そしてノースフライトと三度目の戦いとなったマイルチャンピオンシップ(GⅠ、芝1600m)ですが、ノースフライトは休み明け二戦目であり、またサクラバクシンオーが1600m以上の距離で一勝もしていないこともありノースフライトが1.7倍の一番人気、サクラバクシンオーが3.3倍の二番人気となりました。

このレースは何といってもサクラバクシンオーがはっきりとした距離の限界を示しつつあったのでスワンステークスの差も距離が延びれば詰まるという予想が多かったのですが、それでも”今のバクシンオーの充実ぶりならなんとかしてしまうかも?”という淡い期待を抱いた人もいたものの、結果は人気どおりにノースフライトの完勝で終わりましたが、結局はマイル以上だとサクラバクシンオーは普通の馬になるなと、僕は妙に感心したレースでしたね。
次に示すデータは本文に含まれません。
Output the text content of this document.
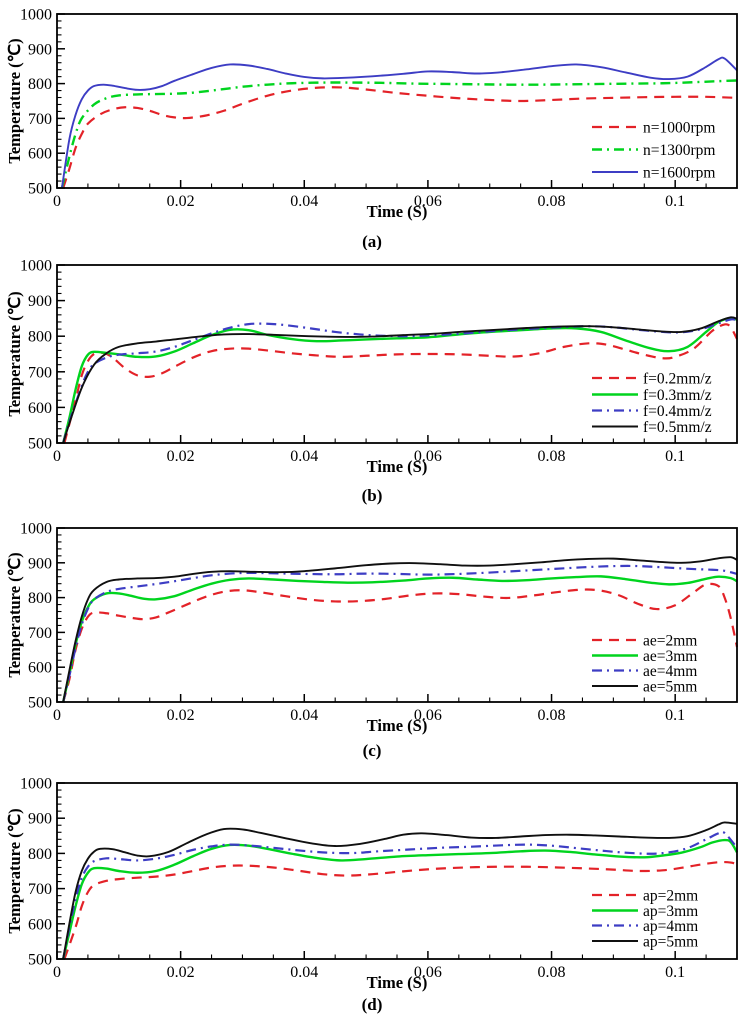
0	0.02	0.04	0.06	0.08	0.1
500
600
700
800
900
1000
Time (S)
Temperature (℃)	n=1000rpm
n=1300rpm
n=1600rpm
(a)
0	0.02	0.04	0.06	0.08	0.1
500
600
700
800
900
1000
Time (S)
Temperature (℃)	f=0.2mm/z
f=0.3mm/z
f=0.4mm/z
f=0.5mm/z
(b)
0	0.02	0.04	0.06	0.08	0.1
500
600
700
800
900
1000
Time (S)
Temperature (℃)	ae=2mm
ae=3mm
ae=4mm
ae=5mm
(c)
0	0.02	0.04	0.06	0.08	0.1
500
600
700
800
900
1000
Time (S)
Temperature (℃)	ap=2mm
ap=3mm
ap=4mm
ap=5mm
(d)
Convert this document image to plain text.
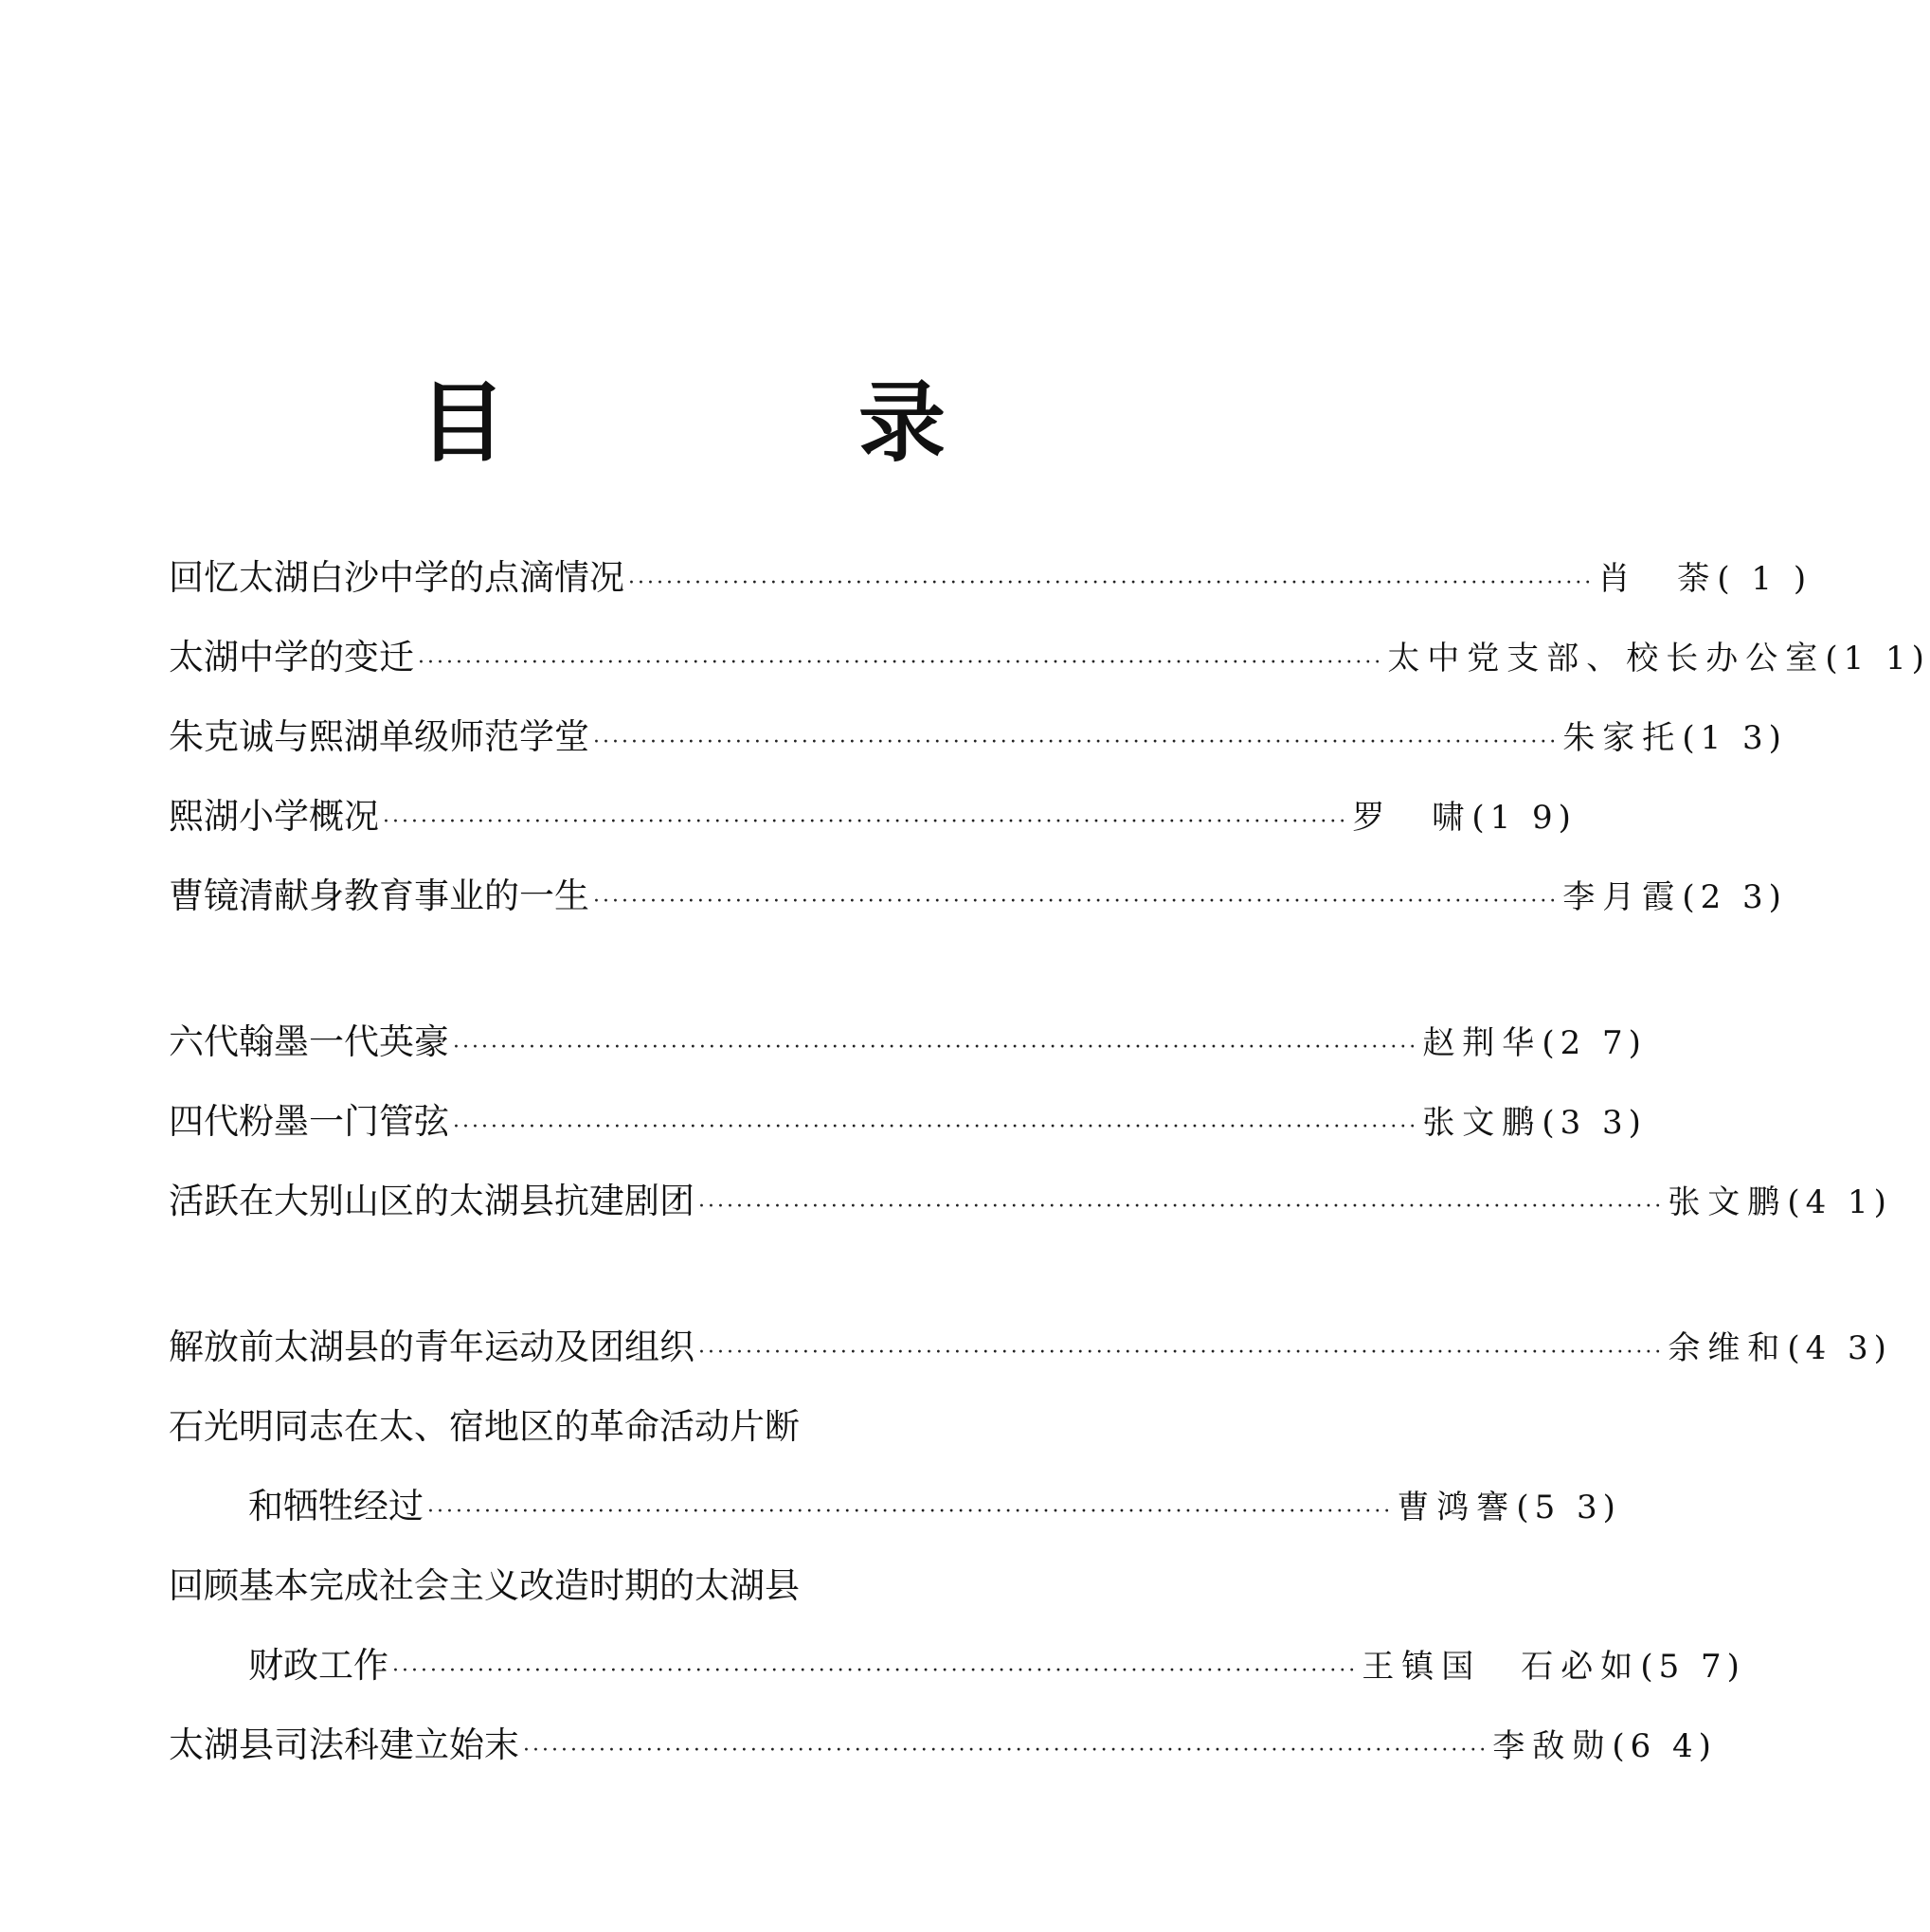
目　录
回忆太湖白沙中学的点滴情况 ······································································································ 肖　荼 ( 1 )
太湖中学的变迁 ······································································································ 太中党支部、校长办公室 (1 1)
朱克诚与熙湖单级师范学堂 ······································································································ 朱家托 (1 3)
熙湖小学概况 ······································································································ 罗　啸 (1 9)
曹镜清献身教育事业的一生 ······································································································ 李月霞 (2 3)
六代翰墨一代英豪 ······································································································ 赵荆华 (2 7)
四代粉墨一门管弦 ······································································································ 张文鹏 (3 3)
活跃在大别山区的太湖县抗建剧团 ······································································································ 张文鹏 (4 1)
解放前太湖县的青年运动及团组织 ······································································································ 余维和 (4 3)
石光明同志在太、宿地区的革命活动片断
和牺牲经过 ······································································································ 曹鸿謇 (5 3)
回顾基本完成社会主义改造时期的太湖县
财政工作 ······································································································ 王镇国　石必如 (5 7)
太湖县司法科建立始末 ······································································································ 李敌勋 (6 4)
サクラバクシンオーとノースフライトは夏に行われた安田記念とこの秋の二戦のみでしたが、この二戦でお互いに持ち味を十二分に発揮し圧倒的なパフォーマンスを見せたことや、この二頭以外が全く議論に上がらなかったことが、この両頭のライバル関係のイメージを植え付けたのかもしれません。

伝説の引退レース

ノースフライトとの濃密な二戦は名勝負とも言えるものでしたが、サクラバクシンオーと言えば圧巻は引退レースとなった1994年のスプリンターズステークスです。
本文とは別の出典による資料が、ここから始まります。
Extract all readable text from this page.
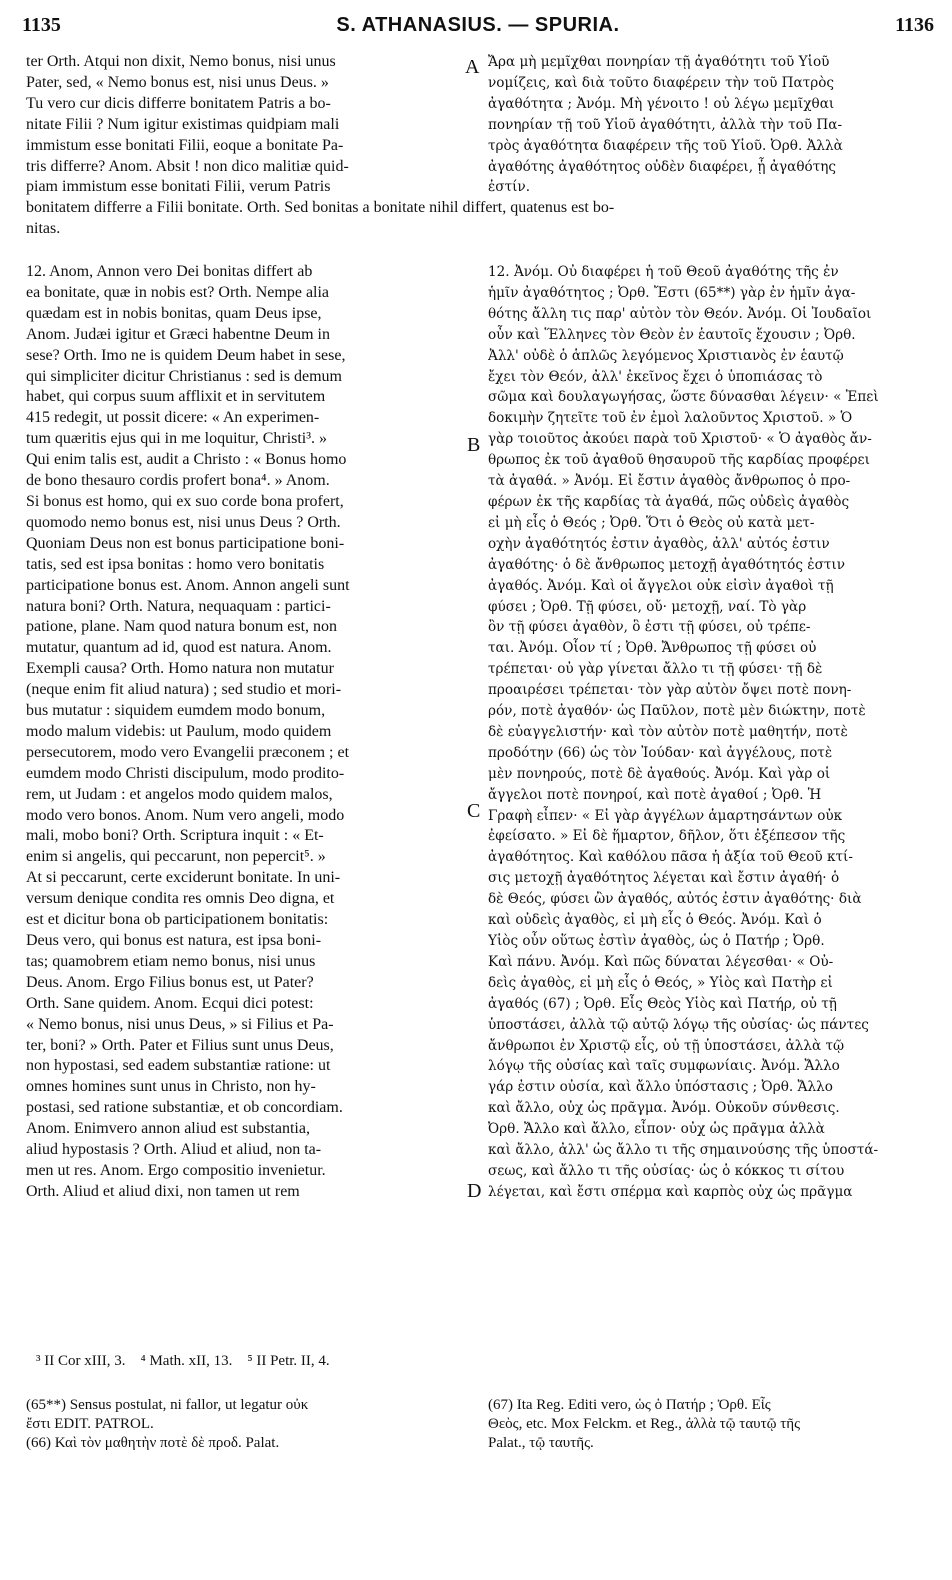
1135	S. ATHANASIUS. — SPURIA.	1136
ter Orth. Atqui non dixit, Nemo bonus, nisi unus
Pater, sed, « Nemo bonus est, nisi unus Deus. »
Tu vero cur dicis differre bonitatem Patris a bo-
nitate Filii ? Num igitur existimas quidpiam mali
immistum esse bonitati Filii, eoque a bonitate Pa-
tris differre? Anom. Absit ! non dico malitiæ quid-
piam immistum esse bonitati Filii, verum Patris
Ἄρα μὴ μεμῖχθαι πονηρίαν τῇ ἀγαθότητι τοῦ Υἱοῦ
νομίζεις, καὶ διὰ τοῦτο διαφέρειν τὴν τοῦ Πατρὸς
ἀγαθότητα ; Ἀνόμ. Μὴ γένοιτο ! οὐ λέγω μεμῖχθαι
πονηρίαν τῇ τοῦ Υἱοῦ ἀγαθότητι, ἀλλὰ τὴν τοῦ Πα-
τρὸς ἀγαθότητα διαφέρειν τῆς τοῦ Υἱοῦ. Ὀρθ. Ἀλλὰ
ἀγαθότης ἀγαθότητος οὐδὲν διαφέρει, ᾗ ἀγαθότης
ἐστίν.
bonitatem differre a Filii bonitate. Orth. Sed bonitas a bonitate nihil differt, quatenus est bo-
nitas.
12. Anom, Annon vero Dei bonitas differt ab
ea bonitate, quæ in nobis est? Orth. Nempe alia
quædam est in nobis bonitas, quam Deus ipse,
Anom. Judæi igitur et Græci habentne Deum in
sese? Orth. Imo ne is quidem Deum habet in sese,
qui simpliciter dicitur Christianus : sed is demum
habet, qui corpus suum afflixit et in servitutem
415 redegit, ut possit dicere: « An experimen-
tum quæritis ejus qui in me loquitur, Christi³. »
Qui enim talis est, audit a Christo : « Bonus homo
de bono thesauro cordis profert bona⁴. » Anom.
Si bonus est homo, qui ex suo corde bona profert,
quomodo nemo bonus est, nisi unus Deus ? Orth.
Quoniam Deus non est bonus participatione boni-
tatis, sed est ipsa bonitas : homo vero bonitatis
participatione bonus est. Anom. Annon angeli sunt
natura boni? Orth. Natura, nequaquam : partici-
patione, plane. Nam quod natura bonum est, non
mutatur, quantum ad id, quod est natura. Anom.
Exempli causa? Orth. Homo natura non mutatur
(neque enim fit aliud natura) ; sed studio et mori-
bus mutatur : siquidem eumdem modo bonum,
modo malum videbis: ut Paulum, modo quidem
persecutorem, modo vero Evangelii præconem ; et
eumdem modo Christi discipulum, modo prodito-
rem, ut Judam : et angelos modo quidem malos,
modo vero bonos. Anom. Num vero angeli, modo
mali, mobo boni? Orth. Scriptura inquit : « Et-
enim si angelis, qui peccarunt, non pepercit⁵. »
At si peccarunt, certe exciderunt bonitate. In uni-
versum denique condita res omnis Deo digna, et
est et dicitur bona ob participationem bonitatis:
Deus vero, qui bonus est natura, est ipsa boni-
tas; quamobrem etiam nemo bonus, nisi unus
Deus. Anom. Ergo Filius bonus est, ut Pater?
Orth. Sane quidem. Anom. Ecqui dici potest:
« Nemo bonus, nisi unus Deus, » si Filius et Pa-
ter, boni? » Orth. Pater et Filius sunt unus Deus,
non hypostasi, sed eadem substantiæ ratione: ut
omnes homines sunt unus in Christo, non hy-
postasi, sed ratione substantiæ, et ob concordiam.
Anom. Enimvero annon aliud est substantia,
aliud hypostasis ? Orth. Aliud et aliud, non ta-
men ut res. Anom. Ergo compositio invenietur.
Orth. Aliud et aliud dixi, non tamen ut rem
12. Ἀνόμ. Οὐ διαφέρει ἡ τοῦ Θεοῦ ἀγαθότης τῆς ἐν
ἡμῖν ἀγαθότητος ; Ὀρθ. Ἔστι (65**) γὰρ ἐν ἡμῖν ἀγα-
θότης ἄλλη τις παρ' αὐτὸν τὸν Θεόν. Ἀνόμ. Οἱ Ἰουδαῖοι
οὖν καὶ Ἕλληνες τὸν Θεὸν ἐν ἑαυτοῖς ἔχουσιν ; Ὀρθ.
Ἀλλ' οὐδὲ ὁ ἁπλῶς λεγόμενος Χριστιανὸς ἐν ἑαυτῷ
ἔχει τὸν Θεόν, ἀλλ' ἐκεῖνος ἔχει ὁ ὑποπιάσας τὸ
σῶμα καὶ δουλαγωγήσας, ὥστε δύνασθαι λέγειν· « Ἐπεὶ
δοκιμὴν ζητεῖτε τοῦ ἐν ἐμοὶ λαλοῦντος Χριστοῦ. » Ὁ
γὰρ τοιοῦτος ἀκούει παρὰ τοῦ Χριστοῦ· « Ὁ ἀγαθὸς ἄν-
θρωπος ἐκ τοῦ ἀγαθοῦ θησαυροῦ τῆς καρδίας προφέρει
τὰ ἀγαθά. » Ἀνόμ. Εἰ ἔστιν ἀγαθὸς ἄνθρωπος ὁ προ-
φέρων ἐκ τῆς καρδίας τὰ ἀγαθά, πῶς οὐδεὶς ἀγαθὸς
εἰ μὴ εἷς ὁ Θεός ; Ὀρθ. Ὅτι ὁ Θεὸς οὐ κατὰ μετ-
οχὴν ἀγαθότητός ἐστιν ἀγαθὸς, ἀλλ' αὐτός ἐστιν
ἀγαθότης· ὁ δὲ ἄνθρωπος μετοχῇ ἀγαθότητός ἐστιν
ἀγαθός. Ἀνόμ. Καὶ οἱ ἄγγελοι οὐκ εἰσὶν ἀγαθοὶ τῇ
φύσει ; Ὀρθ. Τῇ φύσει, οὔ· μετοχῇ, ναί. Τὸ γὰρ
ὂν τῇ φύσει ἀγαθὸν, ὃ ἐστι τῇ φύσει, οὐ τρέπε-
ται. Ἀνόμ. Οἷον τί ; Ὀρθ. Ἄνθρωπος τῇ φύσει οὐ
τρέπεται· οὐ γὰρ γίνεται ἄλλο τι τῇ φύσει· τῇ δὲ
προαιρέσει τρέπεται· τὸν γὰρ αὐτὸν ὄψει ποτὲ πονη-
ρόν, ποτὲ ἀγαθόν· ὡς Παῦλον, ποτὲ μὲν διώκτην, ποτὲ
δὲ εὐαγγελιστήν· καὶ τὸν αὐτὸν ποτὲ μαθητήν, ποτὲ
προδότην (66) ὡς τὸν Ἰούδαν· καὶ ἀγγέλους, ποτὲ
μὲν πονηρούς, ποτὲ δὲ ἀγαθούς. Ἀνόμ. Καὶ γὰρ οἱ
ἄγγελοι ποτὲ πονηροί, καὶ ποτὲ ἀγαθοί ; Ὀρθ. Ἡ
Γραφὴ εἶπεν· « Εἰ γὰρ ἀγγέλων ἁμαρτησάντων οὐκ
ἐφείσατο. » Εἰ δὲ ἥμαρτον, δῆλον, ὅτι ἐξέπεσον τῆς
ἀγαθότητος. Καὶ καθόλου πᾶσα ἡ ἀξία τοῦ Θεοῦ κτί-
σις μετοχῇ ἀγαθότητος λέγεται καὶ ἔστιν ἀγαθή· ὁ
δὲ Θεός, φύσει ὢν ἀγαθός, αὐτός ἐστιν ἀγαθότης· διὰ
καὶ οὐδεὶς ἀγαθὸς, εἰ μὴ εἷς ὁ Θεός. Ἀνόμ. Καὶ ὁ
Υἱὸς οὖν οὕτως ἐστὶν ἀγαθὸς, ὡς ὁ Πατήρ ; Ὀρθ.
Καὶ πάνυ. Ἀνόμ. Καὶ πῶς δύναται λέγεσθαι· « Οὐ-
δεὶς ἀγαθὸς, εἰ μὴ εἷς ὁ Θεός, » Υἱὸς καὶ Πατὴρ εἰ
ἀγαθός (67) ; Ὀρθ. Εἷς Θεὸς Υἱὸς καὶ Πατήρ, οὐ τῇ
ὑποστάσει, ἀλλὰ τῷ αὐτῷ λόγῳ τῆς οὐσίας· ὡς πάντες
ἄνθρωποι ἐν Χριστῷ εἷς, οὐ τῇ ὑποστάσει, ἀλλὰ τῷ
λόγῳ τῆς οὐσίας καὶ ταῖς συμφωνίαις. Ἀνόμ. Ἄλλο
γάρ ἐστιν οὐσία, καὶ ἄλλο ὑπόστασις ; Ὀρθ. Ἄλλο
καὶ ἄλλο, οὐχ ὡς πρᾶγμα. Ἀνόμ. Οὐκοῦν σύνθεσις.
Ὀρθ. Ἄλλο καὶ ἄλλο, εἶπον· οὐχ ὡς πρᾶγμα ἀλλὰ
καὶ ἄλλο, ἀλλ' ὡς ἄλλο τι τῆς σημαινούσης τῆς ὑποστά-
σεως, καὶ ἄλλο τι τῆς οὐσίας· ὡς ὁ κόκκος τι σίτου
λέγεται, καὶ ἔστι σπέρμα καὶ καρπὸς οὐχ ὡς πρᾶγμα
A
B
C
D
³ II Cor xIII, 3.    ⁴ Math. xII, 13.    ⁵ II Petr. II, 4.
(65**) Sensus postulat, ni fallor, ut legatur οὐκ
ἔστι EDIT. PATROL.
(66) Καὶ τὸν μαθητὴν ποτὲ δὲ προδ. Palat.
(67) Ita Reg. Editi vero, ὡς ὁ Πατήρ ; Ὀρθ. Εἷς
Θεὸς, etc. Mox Felckm. et Reg., ἀλλὰ τῷ ταυτῷ τῆς
Palat., τῷ ταυτῆς.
すでにこのレースでの引退を表明していたサクラバクシンオーは順調にこのレースを迎えますが、最後の最後で再び圧巻のパフォーマンスを見せます。

レースはヒシクレバー他、ホクトフィーバスや後にスプリントGⅠでも活躍するエイシンワシントンなど、とにかく前に行きたい馬ばかりが揃い前半32秒4というとんでもないハイペースを作り出します。

32秒4だと今でもかなり早いペースだと思うのですが、あえて付け加えると当時のスプリンターズステークスは12月の第三週に行われており馬場状態はそれほどよくありません。

そんな中でのこのハイペースだったのですが、サクラバクシンオーはいつものように涼しい顔をしてこれらを見ながら先行します。

当時の僕も”さすがに速いんでね?”とは思ったのですが、レースは直線を向くとさらにサクラバクシンオーは、さらに上のギアを使い加速します(実際は先行馬が止まったんですが当時はそう思いました)。

直線だけでなんと四馬身をつける形となり、二連覇を達成したのですが勝ちタイムは今での十分早い1分7秒1というタイムで、一頭だけ異次元の走りをしたことは一目瞭然でしたね。

普段楽勝の時はあまりこの馬を追わない小島太元騎手が、このレースだけは最後まで追ったことも印象的でした。

※少し長くなりすぎたのでこの馬については今週中にさらに追記したいと思います。